In a single word, refreshing. In two words, very refreshing. “Music From The Four Corners Of Hell” is an album that can be played anywhere at anytime and it’s going to be appropriate. It’s an album for everybody. Young, or old, it doesn’t matter. It’s an album you don’t want to leave at your folks house, cause they might steal it, and never give it back. It’s an album you can take down to your local pub, slap it into the house stereo and watch everyone look up with observant eyes and ask in unison, “Who is this?” Well it’s Music from the Four Corners of Hell!
In Dublin, around the turn of the century, The Four Corners Of Hell was the nickname of Golden Lane, an area known for its pubs, drinking and brawling. (sounds good to me!)
Musically speaking, Music From The Four Corners lies somewhere next to The Dubliners, The Pogues, & Sweeney’s Men, (Go figure, out of the three bands I mention, Terry Woods has been in two) The Woods Band delivers the perfect combination of Folk & Rock. (As well it should, Terry’s been at it for decades.) Out of the 12 tracks of this album, 6 of them are outstanding traditionals such as:
The Spanish Lady
As I Roved Outbr> Terenece’s Farewell
Leave Her, Johnny Leave Her
The Dublin Jack of All Trades (with Ronnie Drew on Vocals)

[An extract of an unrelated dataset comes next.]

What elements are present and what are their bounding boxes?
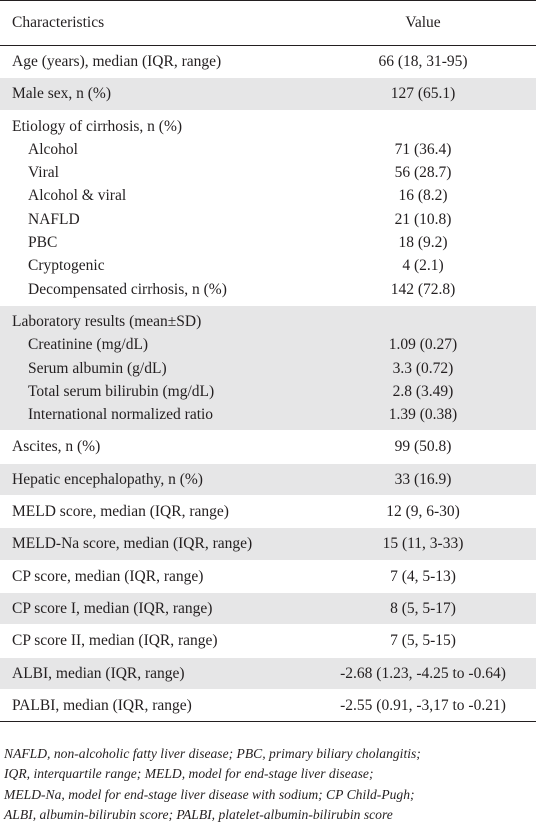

Terry’s old Pogues band mate Spider Stacey shares the songwriting duties on “Love On Tillery”. It’s impossible to name a favorite, but the Ewan McColl number, “The Travellin’ People” might take a medal. I HIGHLY recommend this album to anyone interested in hearing one of the biggest influences this genre of music has. Because Mr. Terry Woods has been involved with just about everything.
by the way, anyone interested should also look out for the 1971 Woods Band Debut album.